Gittim kuytu bir yere. Kemerimi açtımki ne göreyim kalçamın dış yan kenarında hatırı sayılır bir yarık olmuş. Ne kadar korkmuşsam at kaçacak diye ki bu yaralanma acısından zerre miskal etkilenmemişim.
Ee.. şimdi ne olacak.? kimseye de söyleyemem. Bir şeyler buldum biraz kanı sildim.Eve çok yakın akan bir
çay/Irmak ayağı vardı orada yıkandım. Ama kanı durduramıyorum. Eve girdim. Bahçedeki çamaşır ipinden
çaktırmadan bir tülbent aldım. Arı kovanlarının olduğu sundurmalı bir bölüm vardı oraya girerek o tülbenti
kendimce sıkıca bağladım. Tek derdim kanın durması.Aslında şimdilerde bu olay olsa kesin 112 acil ambulans
çağrılırdı. Tandırbaşından sesler geliyordu. Girdim ki dayımın hanımı Şamise ablamlar da ekmek pişirme işini bitirmişler oraları toparlıyorlar. Şamise ablam beni görür görmez;
-Ola oğul sen sabahtan beri nerelerdesin? Karnında mı açıkmadı dedi.
Ama bir taraftan da bana daha bir dikkatle bakmaya başladı.
-Ola hele dur, gız Rehime hele gel bu oğlanın yüzüne bak. Sene ne oldu.!! Meğerse betim benzim solmuş ki ne solmak.
Nasıl solmasın ki. Bir sürü şeyi az bir zamanda yaşadım, yaşıyorum.
Atı izinsiz ahırdan çıkar, saatlerce hayvana bin, üstünden düş, nasıl becerdiysem ahıra tekrar
kimse görmeden tekrar sok.. Kalçana hatırı sayılır derin bir yara aç ve bütün bunları da kimselere söyleme.
Ha birde bu kanı durdurmam gerek. Garibim İsmail başın belada.
-Yok valla Şamise abla bir şeyim. Kem küm, İnanmadılar ama.
-Eee peki gel odaya Rehime ablan yemek koysun da ye.
-Ya abla ben burada otursam da burada yesem. Derken onlar gittiler. bBen neredeyse tandırın içine gireceğim.
Tandırda alev kalmamış ama içi epeyce sım sıcak..Tek derdim o yara tarafını sıcakta iyice bir pişirir gibi ısıtarak kurutmak..

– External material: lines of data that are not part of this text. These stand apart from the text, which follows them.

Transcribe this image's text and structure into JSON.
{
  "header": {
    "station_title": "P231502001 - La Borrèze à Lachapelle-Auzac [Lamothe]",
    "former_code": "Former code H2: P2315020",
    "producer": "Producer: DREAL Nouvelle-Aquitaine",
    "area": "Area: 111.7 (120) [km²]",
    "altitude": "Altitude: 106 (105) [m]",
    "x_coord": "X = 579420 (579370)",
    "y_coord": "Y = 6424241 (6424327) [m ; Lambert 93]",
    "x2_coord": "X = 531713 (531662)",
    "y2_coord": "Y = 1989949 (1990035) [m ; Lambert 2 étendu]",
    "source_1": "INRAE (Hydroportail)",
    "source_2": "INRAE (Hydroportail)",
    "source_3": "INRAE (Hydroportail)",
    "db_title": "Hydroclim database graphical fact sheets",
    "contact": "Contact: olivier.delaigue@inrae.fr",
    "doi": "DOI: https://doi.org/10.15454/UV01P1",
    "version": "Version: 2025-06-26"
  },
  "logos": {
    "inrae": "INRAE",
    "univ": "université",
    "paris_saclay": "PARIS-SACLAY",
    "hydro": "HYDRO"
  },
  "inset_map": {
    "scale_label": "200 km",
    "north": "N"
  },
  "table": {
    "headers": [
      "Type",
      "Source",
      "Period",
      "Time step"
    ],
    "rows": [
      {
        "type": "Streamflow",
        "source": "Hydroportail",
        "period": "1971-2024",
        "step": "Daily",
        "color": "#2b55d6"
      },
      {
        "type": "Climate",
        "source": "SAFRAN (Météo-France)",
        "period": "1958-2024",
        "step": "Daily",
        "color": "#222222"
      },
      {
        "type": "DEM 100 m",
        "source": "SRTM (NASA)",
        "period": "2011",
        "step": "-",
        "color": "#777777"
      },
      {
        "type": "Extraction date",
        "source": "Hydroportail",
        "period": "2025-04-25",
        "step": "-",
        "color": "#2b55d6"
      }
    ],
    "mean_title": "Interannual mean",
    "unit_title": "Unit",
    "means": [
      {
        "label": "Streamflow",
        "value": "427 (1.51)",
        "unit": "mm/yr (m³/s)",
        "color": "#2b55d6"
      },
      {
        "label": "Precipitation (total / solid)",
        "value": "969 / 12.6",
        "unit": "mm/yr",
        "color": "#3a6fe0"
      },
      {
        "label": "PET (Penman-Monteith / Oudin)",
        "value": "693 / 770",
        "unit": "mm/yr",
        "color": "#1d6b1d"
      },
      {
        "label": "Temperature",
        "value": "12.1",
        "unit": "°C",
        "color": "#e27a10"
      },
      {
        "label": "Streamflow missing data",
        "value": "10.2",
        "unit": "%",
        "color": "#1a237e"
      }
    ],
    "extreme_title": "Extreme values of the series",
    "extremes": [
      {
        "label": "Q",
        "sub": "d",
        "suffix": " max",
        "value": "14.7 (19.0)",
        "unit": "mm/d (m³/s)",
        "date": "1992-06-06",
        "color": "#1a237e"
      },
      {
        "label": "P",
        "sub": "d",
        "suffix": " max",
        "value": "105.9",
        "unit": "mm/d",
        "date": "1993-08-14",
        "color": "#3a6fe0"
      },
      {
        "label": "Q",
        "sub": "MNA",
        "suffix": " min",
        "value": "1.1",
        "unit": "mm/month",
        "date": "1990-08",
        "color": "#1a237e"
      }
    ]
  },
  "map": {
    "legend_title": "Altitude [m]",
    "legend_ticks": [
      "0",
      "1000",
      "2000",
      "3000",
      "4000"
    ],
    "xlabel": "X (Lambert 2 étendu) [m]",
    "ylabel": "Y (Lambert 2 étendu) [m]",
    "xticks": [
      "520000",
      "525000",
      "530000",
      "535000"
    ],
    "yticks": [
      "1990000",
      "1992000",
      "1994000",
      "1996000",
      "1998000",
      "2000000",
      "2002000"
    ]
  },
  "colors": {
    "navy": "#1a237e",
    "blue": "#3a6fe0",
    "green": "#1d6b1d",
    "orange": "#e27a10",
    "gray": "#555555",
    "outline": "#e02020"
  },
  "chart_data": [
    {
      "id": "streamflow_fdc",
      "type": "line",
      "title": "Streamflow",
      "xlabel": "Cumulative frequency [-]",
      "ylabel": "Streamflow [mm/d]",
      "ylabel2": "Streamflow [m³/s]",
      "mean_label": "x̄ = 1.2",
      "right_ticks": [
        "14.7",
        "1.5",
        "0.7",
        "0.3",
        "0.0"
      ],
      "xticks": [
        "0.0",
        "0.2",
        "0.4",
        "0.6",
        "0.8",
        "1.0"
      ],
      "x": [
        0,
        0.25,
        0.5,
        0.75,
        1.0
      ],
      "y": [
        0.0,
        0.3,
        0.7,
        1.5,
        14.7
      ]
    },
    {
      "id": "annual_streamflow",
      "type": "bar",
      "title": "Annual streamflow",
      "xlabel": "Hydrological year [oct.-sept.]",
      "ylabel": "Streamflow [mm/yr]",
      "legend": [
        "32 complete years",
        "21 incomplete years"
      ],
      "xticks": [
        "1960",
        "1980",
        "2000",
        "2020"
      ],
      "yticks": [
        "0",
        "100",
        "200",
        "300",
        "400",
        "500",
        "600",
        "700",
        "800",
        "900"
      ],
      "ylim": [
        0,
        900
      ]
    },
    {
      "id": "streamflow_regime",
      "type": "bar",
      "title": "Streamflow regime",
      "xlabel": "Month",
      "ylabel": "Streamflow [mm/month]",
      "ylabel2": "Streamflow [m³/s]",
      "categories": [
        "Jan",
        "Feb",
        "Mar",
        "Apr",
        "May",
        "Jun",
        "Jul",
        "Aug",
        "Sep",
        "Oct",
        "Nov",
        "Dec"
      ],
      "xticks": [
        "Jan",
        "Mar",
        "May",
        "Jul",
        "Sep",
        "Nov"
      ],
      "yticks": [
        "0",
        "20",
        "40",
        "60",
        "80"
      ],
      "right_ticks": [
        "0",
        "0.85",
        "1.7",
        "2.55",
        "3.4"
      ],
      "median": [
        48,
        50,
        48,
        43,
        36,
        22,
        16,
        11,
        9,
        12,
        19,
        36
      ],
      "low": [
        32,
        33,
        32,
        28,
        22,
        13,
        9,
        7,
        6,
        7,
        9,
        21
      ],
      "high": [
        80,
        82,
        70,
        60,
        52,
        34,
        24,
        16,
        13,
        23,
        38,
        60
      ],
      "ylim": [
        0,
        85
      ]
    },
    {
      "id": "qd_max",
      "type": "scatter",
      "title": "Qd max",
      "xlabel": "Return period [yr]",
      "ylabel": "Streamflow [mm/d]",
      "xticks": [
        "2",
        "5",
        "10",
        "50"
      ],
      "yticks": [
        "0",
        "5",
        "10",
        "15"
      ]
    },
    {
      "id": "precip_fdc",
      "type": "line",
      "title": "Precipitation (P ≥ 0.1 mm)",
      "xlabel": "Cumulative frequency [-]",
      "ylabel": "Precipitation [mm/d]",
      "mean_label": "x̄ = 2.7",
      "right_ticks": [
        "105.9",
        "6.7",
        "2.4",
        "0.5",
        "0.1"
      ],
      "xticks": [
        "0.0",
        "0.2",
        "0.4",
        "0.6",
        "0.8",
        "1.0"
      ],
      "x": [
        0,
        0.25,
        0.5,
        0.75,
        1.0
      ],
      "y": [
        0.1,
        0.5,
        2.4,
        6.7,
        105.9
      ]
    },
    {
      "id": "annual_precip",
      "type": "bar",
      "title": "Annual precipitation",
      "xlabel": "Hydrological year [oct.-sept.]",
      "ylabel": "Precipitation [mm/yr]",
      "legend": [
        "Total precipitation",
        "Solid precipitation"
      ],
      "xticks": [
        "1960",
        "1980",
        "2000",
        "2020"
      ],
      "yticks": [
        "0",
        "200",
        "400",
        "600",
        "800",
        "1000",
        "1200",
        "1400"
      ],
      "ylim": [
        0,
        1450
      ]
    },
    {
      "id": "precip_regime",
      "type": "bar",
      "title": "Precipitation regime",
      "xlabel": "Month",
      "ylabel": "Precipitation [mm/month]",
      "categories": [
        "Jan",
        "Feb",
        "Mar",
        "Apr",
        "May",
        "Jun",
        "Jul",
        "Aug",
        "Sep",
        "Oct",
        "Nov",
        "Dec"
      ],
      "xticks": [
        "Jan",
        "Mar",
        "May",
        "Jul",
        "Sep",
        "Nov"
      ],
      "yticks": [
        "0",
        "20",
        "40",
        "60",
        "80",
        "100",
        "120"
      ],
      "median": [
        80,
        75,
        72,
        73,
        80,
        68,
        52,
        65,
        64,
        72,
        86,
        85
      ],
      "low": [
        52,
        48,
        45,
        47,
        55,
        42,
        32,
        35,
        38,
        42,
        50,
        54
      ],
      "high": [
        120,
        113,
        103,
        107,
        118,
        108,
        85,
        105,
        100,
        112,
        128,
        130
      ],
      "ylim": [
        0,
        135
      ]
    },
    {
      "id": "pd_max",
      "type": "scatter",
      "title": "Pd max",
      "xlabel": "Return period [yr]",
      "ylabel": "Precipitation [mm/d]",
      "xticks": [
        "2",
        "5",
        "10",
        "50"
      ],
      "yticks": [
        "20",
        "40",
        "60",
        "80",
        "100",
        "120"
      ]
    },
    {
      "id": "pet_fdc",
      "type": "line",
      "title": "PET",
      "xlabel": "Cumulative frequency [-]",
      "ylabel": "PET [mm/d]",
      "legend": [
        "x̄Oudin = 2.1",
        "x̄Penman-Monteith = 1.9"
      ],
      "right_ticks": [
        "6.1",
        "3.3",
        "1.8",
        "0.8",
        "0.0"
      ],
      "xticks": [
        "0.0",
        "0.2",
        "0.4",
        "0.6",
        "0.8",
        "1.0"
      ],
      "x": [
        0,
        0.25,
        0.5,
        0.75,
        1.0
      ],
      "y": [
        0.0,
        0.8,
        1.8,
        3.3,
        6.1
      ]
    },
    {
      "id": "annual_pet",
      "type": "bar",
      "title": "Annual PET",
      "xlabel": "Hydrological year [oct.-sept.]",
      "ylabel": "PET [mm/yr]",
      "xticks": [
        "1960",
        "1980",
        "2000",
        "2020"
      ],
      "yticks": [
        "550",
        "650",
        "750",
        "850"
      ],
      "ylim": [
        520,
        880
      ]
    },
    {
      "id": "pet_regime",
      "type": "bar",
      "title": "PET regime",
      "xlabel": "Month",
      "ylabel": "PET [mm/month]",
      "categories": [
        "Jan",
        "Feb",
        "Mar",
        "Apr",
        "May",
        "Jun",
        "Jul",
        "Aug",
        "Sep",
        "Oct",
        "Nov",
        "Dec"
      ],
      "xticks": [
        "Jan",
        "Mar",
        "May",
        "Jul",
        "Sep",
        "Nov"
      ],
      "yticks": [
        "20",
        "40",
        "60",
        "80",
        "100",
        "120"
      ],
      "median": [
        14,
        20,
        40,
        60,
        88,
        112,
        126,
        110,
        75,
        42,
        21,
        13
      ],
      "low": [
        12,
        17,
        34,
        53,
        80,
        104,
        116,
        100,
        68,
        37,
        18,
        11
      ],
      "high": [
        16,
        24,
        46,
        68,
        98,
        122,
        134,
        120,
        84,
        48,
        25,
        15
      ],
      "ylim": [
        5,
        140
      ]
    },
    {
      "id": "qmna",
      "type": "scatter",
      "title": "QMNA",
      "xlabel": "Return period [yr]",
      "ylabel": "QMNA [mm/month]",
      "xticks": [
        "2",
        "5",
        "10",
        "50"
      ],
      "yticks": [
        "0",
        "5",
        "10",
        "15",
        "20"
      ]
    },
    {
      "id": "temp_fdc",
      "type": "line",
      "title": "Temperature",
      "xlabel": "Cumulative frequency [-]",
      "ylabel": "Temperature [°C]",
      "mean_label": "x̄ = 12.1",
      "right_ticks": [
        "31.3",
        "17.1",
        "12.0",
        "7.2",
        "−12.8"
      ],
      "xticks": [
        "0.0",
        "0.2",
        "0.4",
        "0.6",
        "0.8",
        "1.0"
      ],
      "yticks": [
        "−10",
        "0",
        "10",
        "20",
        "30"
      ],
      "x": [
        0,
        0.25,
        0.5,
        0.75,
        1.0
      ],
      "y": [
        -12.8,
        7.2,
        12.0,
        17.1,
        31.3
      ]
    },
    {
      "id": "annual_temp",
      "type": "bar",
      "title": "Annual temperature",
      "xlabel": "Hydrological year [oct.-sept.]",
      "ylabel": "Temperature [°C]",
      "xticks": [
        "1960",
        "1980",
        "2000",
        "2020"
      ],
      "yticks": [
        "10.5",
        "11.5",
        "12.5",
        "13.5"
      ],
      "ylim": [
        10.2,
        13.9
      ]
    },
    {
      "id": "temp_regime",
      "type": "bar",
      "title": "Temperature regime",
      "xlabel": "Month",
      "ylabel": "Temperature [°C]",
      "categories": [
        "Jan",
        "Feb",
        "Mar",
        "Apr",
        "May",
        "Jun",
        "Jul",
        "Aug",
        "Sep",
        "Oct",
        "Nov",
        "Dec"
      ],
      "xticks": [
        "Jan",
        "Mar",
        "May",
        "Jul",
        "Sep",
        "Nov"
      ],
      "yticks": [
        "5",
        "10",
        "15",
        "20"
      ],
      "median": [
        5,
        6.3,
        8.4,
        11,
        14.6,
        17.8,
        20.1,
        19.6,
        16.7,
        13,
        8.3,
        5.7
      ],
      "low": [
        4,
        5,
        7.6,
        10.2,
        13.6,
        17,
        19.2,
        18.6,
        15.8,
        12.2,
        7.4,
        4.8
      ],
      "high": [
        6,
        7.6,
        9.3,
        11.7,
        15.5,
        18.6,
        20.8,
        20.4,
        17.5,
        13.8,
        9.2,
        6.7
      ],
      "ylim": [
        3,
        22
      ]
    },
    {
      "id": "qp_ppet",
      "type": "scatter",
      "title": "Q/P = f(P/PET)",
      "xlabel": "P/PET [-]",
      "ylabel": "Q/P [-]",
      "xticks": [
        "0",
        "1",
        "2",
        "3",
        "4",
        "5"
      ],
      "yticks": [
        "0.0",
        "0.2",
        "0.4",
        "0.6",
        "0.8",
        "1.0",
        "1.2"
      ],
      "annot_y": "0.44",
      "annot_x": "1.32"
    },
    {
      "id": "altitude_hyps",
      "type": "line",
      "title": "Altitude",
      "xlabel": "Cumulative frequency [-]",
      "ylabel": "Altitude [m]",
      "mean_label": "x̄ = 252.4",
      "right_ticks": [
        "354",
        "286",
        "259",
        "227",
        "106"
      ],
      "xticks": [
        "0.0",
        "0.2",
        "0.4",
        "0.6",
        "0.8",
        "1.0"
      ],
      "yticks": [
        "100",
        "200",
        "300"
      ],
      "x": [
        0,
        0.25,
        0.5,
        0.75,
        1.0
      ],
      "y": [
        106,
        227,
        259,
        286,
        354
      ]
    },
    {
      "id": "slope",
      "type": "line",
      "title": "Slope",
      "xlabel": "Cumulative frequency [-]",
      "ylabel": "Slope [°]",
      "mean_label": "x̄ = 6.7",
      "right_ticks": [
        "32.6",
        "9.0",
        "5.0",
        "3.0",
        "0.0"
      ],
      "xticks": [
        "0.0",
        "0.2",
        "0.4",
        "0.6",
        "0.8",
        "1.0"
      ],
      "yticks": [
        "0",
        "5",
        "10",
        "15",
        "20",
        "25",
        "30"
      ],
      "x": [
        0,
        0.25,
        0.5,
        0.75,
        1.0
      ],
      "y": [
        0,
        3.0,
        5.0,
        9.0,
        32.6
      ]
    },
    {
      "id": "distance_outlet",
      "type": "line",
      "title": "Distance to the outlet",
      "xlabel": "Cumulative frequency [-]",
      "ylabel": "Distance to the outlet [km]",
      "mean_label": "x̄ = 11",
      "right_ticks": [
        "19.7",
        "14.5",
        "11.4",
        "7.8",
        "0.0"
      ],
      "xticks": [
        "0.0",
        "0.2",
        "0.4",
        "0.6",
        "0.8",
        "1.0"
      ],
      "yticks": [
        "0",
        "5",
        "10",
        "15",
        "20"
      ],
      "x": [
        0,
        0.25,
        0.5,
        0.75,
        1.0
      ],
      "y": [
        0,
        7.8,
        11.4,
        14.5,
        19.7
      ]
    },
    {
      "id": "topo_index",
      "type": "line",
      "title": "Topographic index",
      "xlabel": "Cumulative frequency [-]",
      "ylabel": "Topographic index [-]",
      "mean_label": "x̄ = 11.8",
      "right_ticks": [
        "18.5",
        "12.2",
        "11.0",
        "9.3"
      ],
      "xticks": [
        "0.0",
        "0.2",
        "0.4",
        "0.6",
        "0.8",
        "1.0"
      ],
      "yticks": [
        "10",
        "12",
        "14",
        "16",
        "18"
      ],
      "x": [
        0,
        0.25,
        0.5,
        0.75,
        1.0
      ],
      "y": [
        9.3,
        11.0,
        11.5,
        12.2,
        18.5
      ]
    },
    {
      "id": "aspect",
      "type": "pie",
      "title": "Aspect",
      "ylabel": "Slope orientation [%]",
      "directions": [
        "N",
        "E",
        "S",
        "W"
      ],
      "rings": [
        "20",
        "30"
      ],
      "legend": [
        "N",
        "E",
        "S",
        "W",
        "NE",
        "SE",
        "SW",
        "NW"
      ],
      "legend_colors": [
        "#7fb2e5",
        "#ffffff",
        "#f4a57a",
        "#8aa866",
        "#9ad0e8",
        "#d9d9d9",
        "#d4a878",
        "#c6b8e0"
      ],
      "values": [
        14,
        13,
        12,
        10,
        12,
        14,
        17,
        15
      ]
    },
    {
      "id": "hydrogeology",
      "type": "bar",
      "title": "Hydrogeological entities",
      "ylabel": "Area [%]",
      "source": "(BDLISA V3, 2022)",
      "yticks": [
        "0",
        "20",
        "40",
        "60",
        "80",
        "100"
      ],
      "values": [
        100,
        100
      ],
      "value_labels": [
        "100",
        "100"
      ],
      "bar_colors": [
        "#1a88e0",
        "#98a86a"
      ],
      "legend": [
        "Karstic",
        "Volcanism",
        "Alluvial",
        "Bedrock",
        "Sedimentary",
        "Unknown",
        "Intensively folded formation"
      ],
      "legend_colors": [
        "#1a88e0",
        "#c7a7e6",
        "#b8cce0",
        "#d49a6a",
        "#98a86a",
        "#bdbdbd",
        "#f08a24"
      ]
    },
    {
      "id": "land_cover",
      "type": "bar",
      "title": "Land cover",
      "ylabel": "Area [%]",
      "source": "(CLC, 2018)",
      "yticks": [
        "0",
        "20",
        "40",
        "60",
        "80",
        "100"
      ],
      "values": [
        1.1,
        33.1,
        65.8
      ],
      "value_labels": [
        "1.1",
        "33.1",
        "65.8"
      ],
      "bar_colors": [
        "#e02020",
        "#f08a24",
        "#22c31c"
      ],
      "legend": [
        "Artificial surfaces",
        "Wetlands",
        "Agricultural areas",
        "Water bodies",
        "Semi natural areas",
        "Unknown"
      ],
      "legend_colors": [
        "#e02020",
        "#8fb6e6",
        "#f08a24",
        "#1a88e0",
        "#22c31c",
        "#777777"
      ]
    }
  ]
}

Yarayı tandırın ağız tarafına getirerek tandırın içine düşme korkusu yaşaya yaşaya epey bir müddet öylece kaldım.

Ve çok şükür düşündüğüm gibi oldu da yara uzunca bir süre sonra kuruyarak kanın akmasını durdurmuş oldum.
Ha bir korkum daha vardı bu sırrımı saklamam için. Oda eğer yaralandığımı öğrenseler en kısa zamanda beni
gönderirlerdi gerisin geri.
Ee emanet çocuğuz nede olsa.
Hem de benim gibi bir emanet.
Ah Canım abim, çok üzgünüm diyeceğim ama.; maalesef diyemem. Sadece teşekkürler senin vesilenle o şahane ata binme fırsatı sağladığın için.
Maliyeti kalçam olsa bile.
İtiraflarımı haykırıyor ve ellerinden hürmetle öpüyorum. Canımın icisin sen benim.
Köyünün En Delikanlısına sevgi ve tazimle ithaf olunur.